Kisangani et Kinshasa n’ont pas été épargnées : braquages spectaculaires, surmilitarisation incontrôlée, justice populaire à bout de patience – jusqu’à des appels présidentiels à l’action d’urgence pour stopper la criminalité urbaine. Pendant ce temps, la communauté internationale hausse la voix, entre appels à la paix sans effet, révélations accablantes (plus de 5 000 soldats rwandais soutiendraient activement le M23 selon une récente enquête américaine, 900 tombes documentées au Rwanda), et avertissements diplomatiques contre la balkanisation du Congo. Des partenaires comme le Burundi, la France, le Japon, ou la Belgique mobilisent aide humanitaire et médiations, mais l’ampleur de la crise déborde les couloirs de Genève ou New York.
L’indignation s’accroît aussi sur la scène intérieure : bras de fer judiciaire (Ministre Mutamba, ex-ministre Kazadi), polémiques autour des libertés publiques (suspensions médiatiques du PPRD, querelles sur les droits humains), retour tumultueux de Joseph Kabila à Goma, et tentative de dialogue national initiée entre Félix Tshisekedi et Martin Fayulu. Ces initiatives politiques, pour essentielles qu’elles soient, peinent à restaurer la confiance ou à offrir des réponses concrètes au désespoir des populations prises au piège. Les voix de la société civile, des ONG et des acteurs religieux rappellent que la paix ne viendra ni de demi-mesures, ni de négociations sans courage ni vision.
À cela s’ajoute la spirale de la crise humanitaire : enfants privés d’école, affamés dans des camps, femmes et personnes handicapées abandonnées, infrastructures saccagées, épidémies en embuscade (malnutrition en Tshopo, épidémie de rougeole et de choléra).
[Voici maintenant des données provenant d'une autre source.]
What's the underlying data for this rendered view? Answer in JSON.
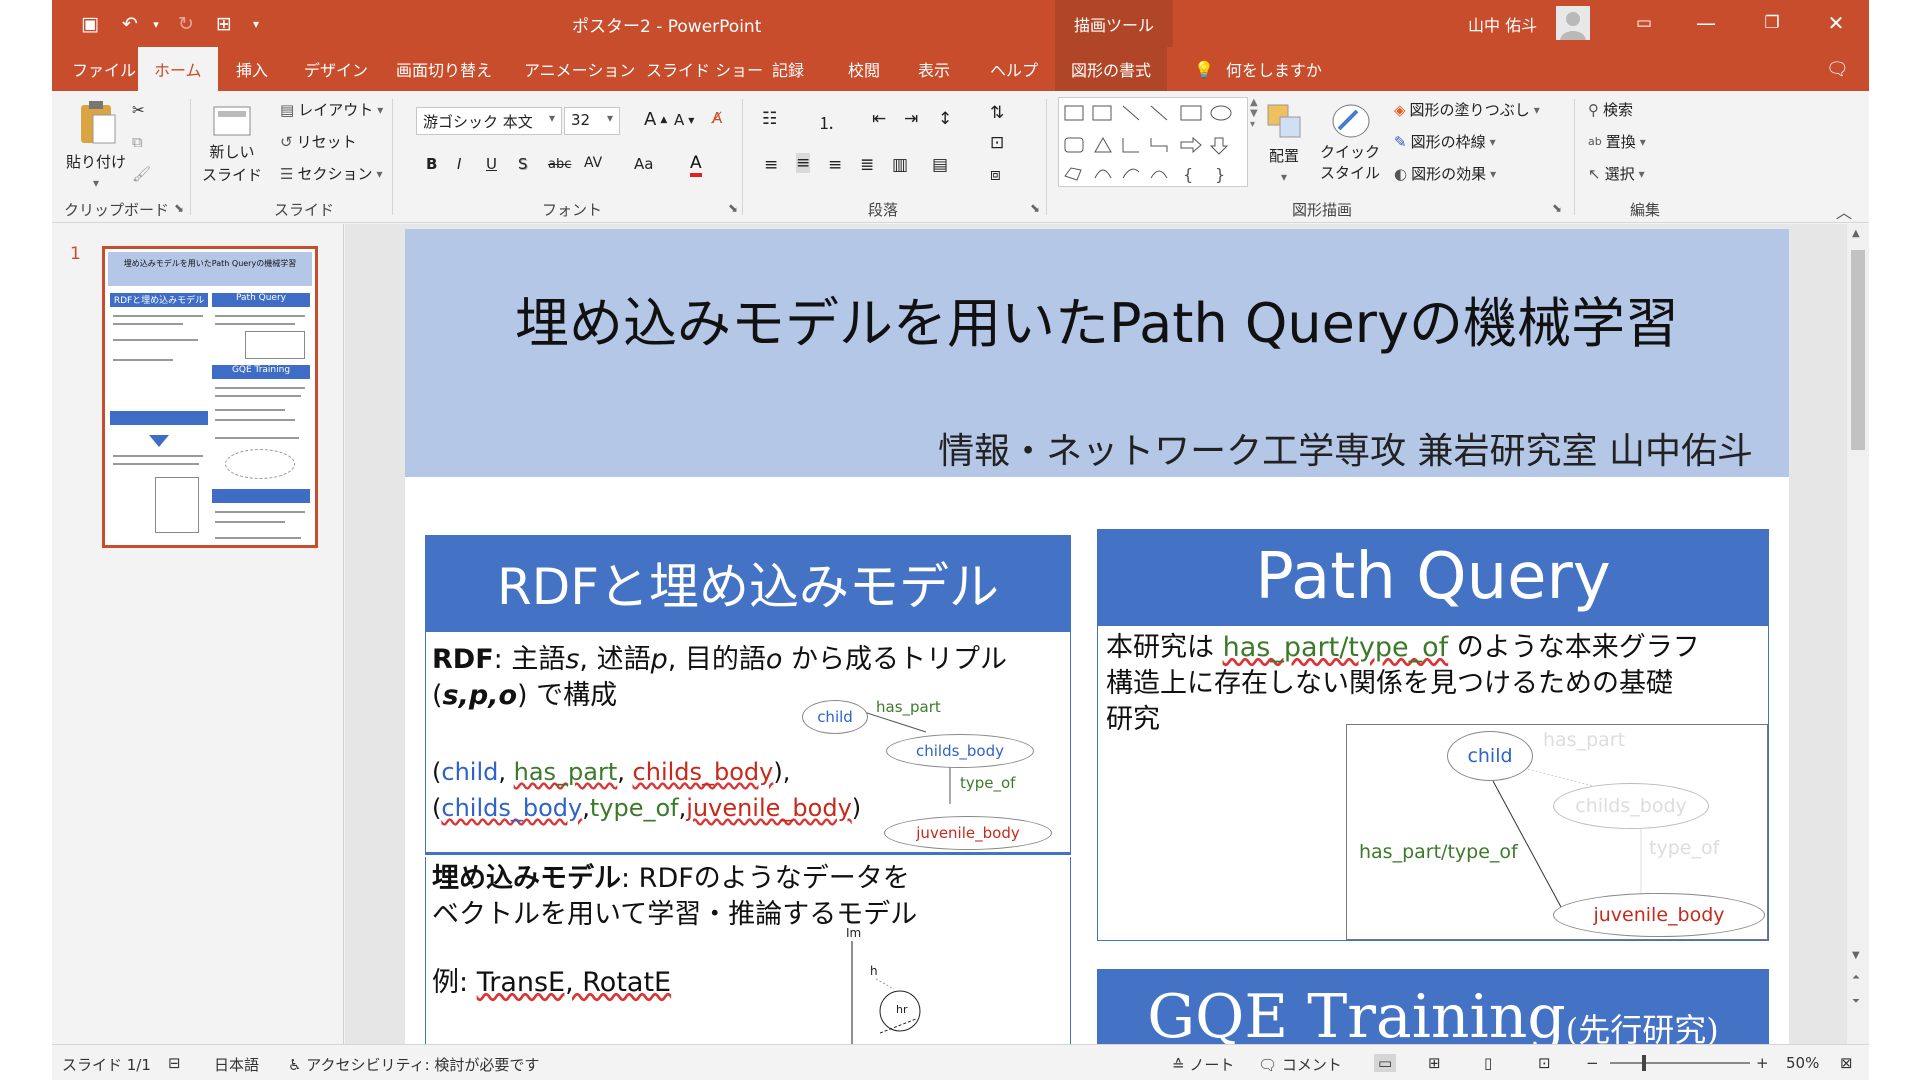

Chaque jour, des milliers de familles voient leur avenir broyé par la guerre et l’indifférence collective.
Enfin, la dimension économique et internationale pèse lourdement : alors que la Banque mondiale et l’Union européenne injectent des milliards pour des projets de résilience ou de croissance, la confiscation des ressources minières par des multinationales (prise de contrôle émiratie sur Alphamin) et les inquiétudes autour des deals stratégiques avec les États-Unis donnent le vertige. Que vaut la souveraineté sur les mines si le pays reste ingouvernable ou fragmenté ?
La RDC est à un carrefour tragique : son destin se joue simultanément sur les champs de bataille, dans les couloirs de la diplomatie mondiale et dans l’intimité blessée de chaque famille déplacée. Il n’y aura pas de paix sans refondation profonde du contrat social, sans un sursaut national et régional capable d’intégrer les leçons du dialogue, de la justice, d’une gouvernance partagée et de la solidarité. Nous appelons les autorités, comme tous les citoyens, à exiger une politique de sécurité audacieuse et inclusive, où la justice l’emporte sur l’impunité et où chaque vie compte, qu’elle soit à Goma, Bandundu ou Kinshasa. Refuser l’indifférence, c’est aujourd’hui défendre notre avenir commun et empêcher la fracture définitive de la nation congolaise. Que notre mobilisation soit à la hauteur de l’urgence historique qui nous regarde, et que la RDC montre enfin au monde que la dignité et la paix ne sont pas des illusions, mais des priorités vitales et non négociables.